August 2015. David Pecker holds a meeting at Trump Tower in New York. Donald Trump, his personal lawyer Michael Cohen and his adviser Hope Hicks are present. “Donald Trump and Michael Cohen asked me what I could do, what my magazines could do to help his campaign (…) I said I would publish positive articles about Trump and negative articles about his opponents,” says David Pecker. And I also said that I would be the eyes and ears to monitor the environment for any scandal about to break out.

“It has been clear in my experience that when someone runs for public office this way, women will call a magazine like the National Enquirer to try to sell their story,” he explains. “All I said was that I would see Michael Cohen. When I reported a negative article to him, he tried to check whether it was true or not. He will then contact the relevant publication to ensure the article is buried. »

Contempt

How did Donald Trump react to this offer of service, the prosecutor asks. “He was happy,” emphasizes David Pecker. A member of the press goes to work when he learns that the doorman at Trump Tower ” (sell) the story of an illegitimate child” by Donald Trump. “I immediately called Michael Cohen.”

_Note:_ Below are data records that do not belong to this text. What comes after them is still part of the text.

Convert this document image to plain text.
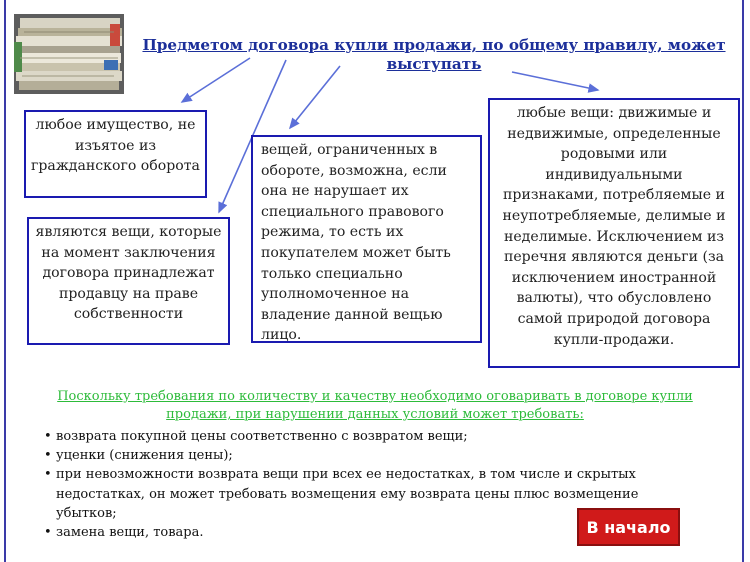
Предметом договора купли продажи, по общему правилу, может выступать
любое имущество, не изъятое из гражданского оборота
являются вещи, которые на момент заключения договора принадлежат продавцу на праве собственности
вещей, ограниченных в обороте, возможна, если она не нарушает их специального правового режима, то есть их покупателем может быть только специально уполномоченное на владение данной вещью лицо.
любые вещи: движимые и недвижимые, определенные родовыми или индивидуальными признаками, потребляемые и неупотребляемые, делимые и неделимые. Исключением из перечня являются деньги (за исключением иностранной валюты), что обусловлено самой природой договора купли-продажи.
Поскольку требования по количеству и качеству необходимо оговаривать в договоре купли продажи, при нарушении данных условий может требовать:
• возврата покупной цены соответственно с возвратом вещи;
• уценки (снижения цены);
• при невозможности возврата вещи при всех ее недостатках, в том числе и скрытых недостатках, он может требовать возмещения ему возврата цены плюс возмещение убытков;
• замена вещи, товара.	В начало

The doorman was subsequently paid $30,000 to keep quiet. $150,000 was also paid to former Playboy model Karen McDougal for her silence about her relationship with the White House candidate.

For the prosecution, these episodes are crucial to show that there was a ruse to cover up any scandal. Donald Trump is being prosecuted on 34 counts of falsifying the books of his Trump Organization group of companies to hide payments to Stormy Daniels. Donald Trump’s lawyer Todd Blanche insisted on the legality of the payments. He saw this not as a conspiracy, but as the normal functioning of “democracy.”

On Tuesday, the court also considered possible sanctions against Donald Trump for contempt of court over his online and social media attacks on witnesses and jurors. Prosecutors believe the Republican candidate in the 2024 presidential election repeatedly violated a magistrate’s injunction against assaulting them. They demanded the maximum fines be imposed ($1,000 per incriminating publication) and that Donald Trump be reminded that imprisonment remains “an option if necessary.” The judge did not make his decision.